Intimité et extimité cohabitent dans le journal intime en ligne.

 

A partir de récits d'auteur-e(s) anonymes que je glane sur Internet, je m'approprie ces sources de lecture inédites afin de les interpréter graphiquement. J'explore ainsi les notions d'intersubjectivité et de voyeurisme dans la lecture de journaux intimes anonymes. Parallèlement, je questionne la surexposition de l'intimité avec l'expression et l'exposition de soi dans un contexte d'atténuation des frontières entre public et privé. D'ailleurs, l'intimité n'est-elle pas une relation que l'on entretient avec soi-même mais aussi avec le monde ? L'une et l'autre étant complémentaire et indissociable.

 

N'est-ce pas une exploration profonde de la relation de soi à soi et de soi au monde, un reflet de la société en somme ?

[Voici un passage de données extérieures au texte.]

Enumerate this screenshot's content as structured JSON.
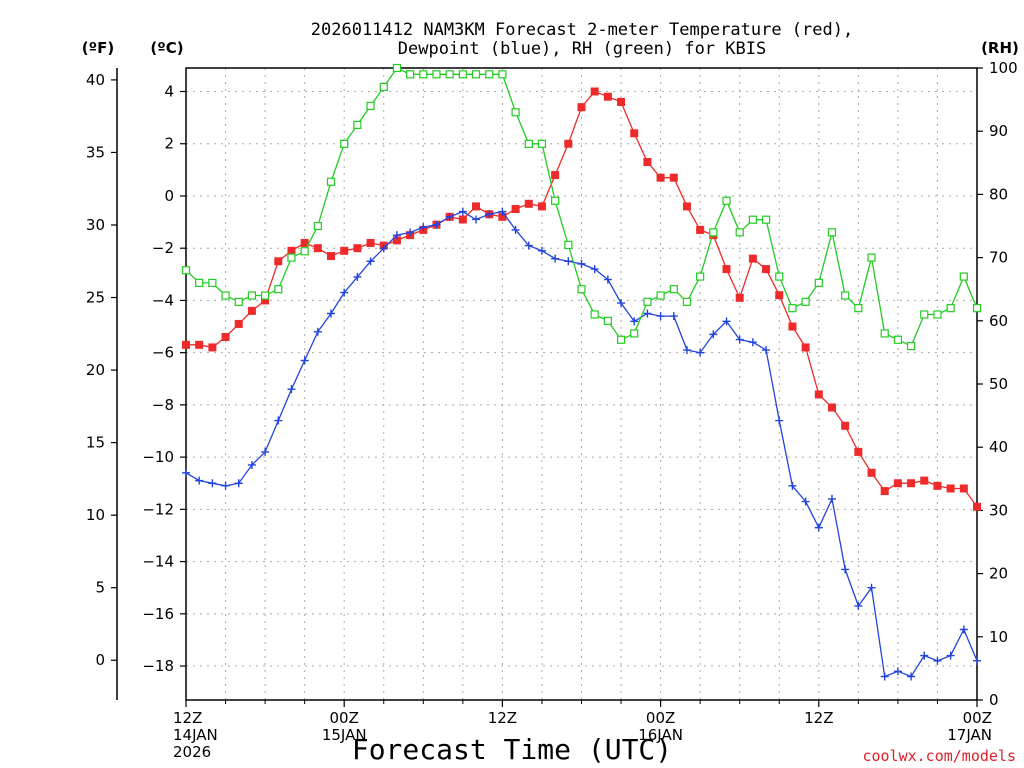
{
  "chart_data": {
    "type": "line",
    "title_line1": "2026011412 NAM3KM Forecast 2-meter Temperature (red),",
    "title_line2": "Dewpoint (blue), RH (green) for KBIS",
    "xlabel": "Forecast Time (UTC)",
    "credit": "coolwx.com/models",
    "unit_labels": {
      "fahrenheit": "(ºF)",
      "celsius": "(ºC)",
      "rh": "(RH)"
    },
    "x_range_hours": [
      0,
      60
    ],
    "y_celsius_range": [
      -19.3,
      4.9
    ],
    "y_rh_range": [
      0,
      100
    ],
    "x_ticks": [
      {
        "hour": 0,
        "time": "12Z",
        "date": "14JAN",
        "year": "2026"
      },
      {
        "hour": 12,
        "time": "00Z",
        "date": "15JAN",
        "year": ""
      },
      {
        "hour": 24,
        "time": "12Z",
        "date": "",
        "year": ""
      },
      {
        "hour": 36,
        "time": "00Z",
        "date": "16JAN",
        "year": ""
      },
      {
        "hour": 48,
        "time": "12Z",
        "date": "",
        "year": ""
      },
      {
        "hour": 60,
        "time": "00Z",
        "date": "17JAN",
        "year": ""
      }
    ],
    "y_ticks_celsius": [
      4,
      2,
      0,
      -2,
      -4,
      -6,
      -8,
      -10,
      -12,
      -14,
      -16,
      -18
    ],
    "y_ticks_fahrenheit": [
      40,
      35,
      30,
      25,
      20,
      15,
      10,
      5,
      0
    ],
    "y_ticks_rh": [
      100,
      90,
      80,
      70,
      60,
      50,
      40,
      30,
      20,
      10,
      0
    ],
    "series": [
      {
        "name": "2-meter Temperature",
        "unit": "°C",
        "color": "#ee2a2a",
        "marker": "filled-square",
        "values": [
          -5.7,
          -5.7,
          -5.8,
          -5.4,
          -4.9,
          -4.4,
          -4.0,
          -2.5,
          -2.1,
          -1.8,
          -2.0,
          -2.3,
          -2.1,
          -2.0,
          -1.8,
          -1.9,
          -1.7,
          -1.5,
          -1.3,
          -1.1,
          -0.8,
          -0.9,
          -0.4,
          -0.7,
          -0.8,
          -0.5,
          -0.3,
          -0.4,
          0.8,
          2.0,
          3.4,
          4.0,
          3.8,
          3.6,
          2.4,
          1.3,
          0.7,
          0.7,
          -0.4,
          -1.3,
          -1.5,
          -2.8,
          -3.9,
          -2.4,
          -2.8,
          -3.8,
          -5.0,
          -5.8,
          -7.6,
          -8.1,
          -8.8,
          -9.8,
          -10.6,
          -11.3,
          -11.0,
          -11.0,
          -10.9,
          -11.1,
          -11.2,
          -11.2,
          -11.9
        ]
      },
      {
        "name": "Dewpoint",
        "unit": "°C",
        "color": "#2244dd",
        "marker": "plus",
        "values": [
          -10.6,
          -10.9,
          -11.0,
          -11.1,
          -11.0,
          -10.3,
          -9.8,
          -8.6,
          -7.4,
          -6.3,
          -5.2,
          -4.5,
          -3.7,
          -3.1,
          -2.5,
          -2.0,
          -1.5,
          -1.4,
          -1.2,
          -1.1,
          -0.8,
          -0.6,
          -0.9,
          -0.7,
          -0.6,
          -1.3,
          -1.9,
          -2.1,
          -2.4,
          -2.5,
          -2.6,
          -2.8,
          -3.2,
          -4.1,
          -4.8,
          -4.5,
          -4.6,
          -4.6,
          -5.9,
          -6.0,
          -5.3,
          -4.8,
          -5.5,
          -5.6,
          -5.9,
          -8.6,
          -11.1,
          -11.7,
          -12.7,
          -11.6,
          -14.3,
          -15.7,
          -15.0,
          -18.4,
          -18.2,
          -18.4,
          -17.6,
          -17.8,
          -17.6,
          -16.6,
          -17.8
        ]
      },
      {
        "name": "RH",
        "unit": "%",
        "color": "#22cc22",
        "marker": "open-square",
        "values": [
          68,
          66,
          66,
          64,
          63,
          64,
          64,
          65,
          70,
          71,
          75,
          82,
          88,
          91,
          94,
          97,
          100,
          99,
          99,
          99,
          99,
          99,
          99,
          99,
          99,
          93,
          88,
          88,
          79,
          72,
          65,
          61,
          60,
          57,
          58,
          63,
          64,
          65,
          63,
          67,
          74,
          79,
          74,
          76,
          76,
          67,
          62,
          63,
          66,
          74,
          64,
          62,
          70,
          58,
          57,
          56,
          61,
          61,
          62,
          67,
          62
        ]
      }
    ]
  }
}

COEXISTENCE DES CONTRAIRES

Encre de Chine, lavis, peinture aérosol, acrylique, papier, bois, dispositif sonore

1000 x 200 cm
2018

Fruit d'une déambulation pédestre et urbaine sur le territoire francilien, ce dispositif sonore est une expérience d'imprégnation sensible. Partant d'un point A (Aubervilliers en Seine-Saint-Denis) vers un point B (Paris) et sans discontinuité, j'ai intégralement enregistré ma déambulation entre ces deux villes dont la "Porte" de la Villette érige une frontière symbolique, sociale entre ces deux territoires. Elle distingue géographiquement et psychologiquement ces deux espaces urbains limitrophes et en affirme ainsi le point de rupture liminaire. Ce dispositif sonore matérialise des atmosphères et des sonorités urbaines dont les identités timbales ou rythmiques se définissent et se différencient au gré de la déambulation et de ses multiples générateurs (conversations, bruits de la circulation, bruits d'animaux, sonorités atmosphériques).


L'INCERTITUDE D'UN ENTRE-DEUX

Bois, Encre de Chine, toile translucide plastifiée

100 x 210 cm
2018


THESAURI

Vingt notices (photographique, texte, dispositif sonore | QR code)
21 x 29,7 cm
2017

Alors que l’internet des Objets s’introduit progressivement dans l’espace public comme dans l’espace privé et s’invite dans notre quotidien ; Quel est le devenir des objets tangibles, matériels considérés désormais comme désuets, ces anciens compagnons de vie dont nous nous débarrassons ? Ces mêmes objets avec lesquels nous entretenons des relations parfois complexes et avec lesquels nous tissons des liens affectifs souvent très forts. Doivent-ils rejoindre les collections d’une archéologie du présent ? A l’instar de la base Palissy dont l’objectif est de recenser le patrimoine mobilier français, 20 objets déposés dans la boite aux dons du Kiosque Citoyen Paris 12 ont été recensés et inventoriés sous la forme de notices d'inventaire. A l’image d’un cabinet de curiosités, l’hétérogénéité des objets présentés invite au dialogue, à la découverte, au voyage, à la curiosité, à l’incongrue, au bizarre, à l’esthétique, à l’insolite,… ; à un "résumé du monde" en somme selon les mots de l’historien Gilles Thibault.


FRONTIÈRE


DE L'AUTRE CÔTÉ


BORNE

Espaces temporairement privatifs implantés au cœur d'espaces publics ouverts (gares, stations de métro, magasins, centres commerciaux,…), je m'intéresse à ces non lieux désincarnés dont le franchissement du seuil délimite une parenthèse symbolique entre l'intime et le public. Néanmoins, le rideau une fois tiré n'est que partiellement occultant. Il annihile ainsi la nette séparation entre le privé et le public, entre le visible et le caché. Se cristallise alors une rupture dans l'approche interprétative. Ni dedans, ni dehors, mais dans un entre-deux.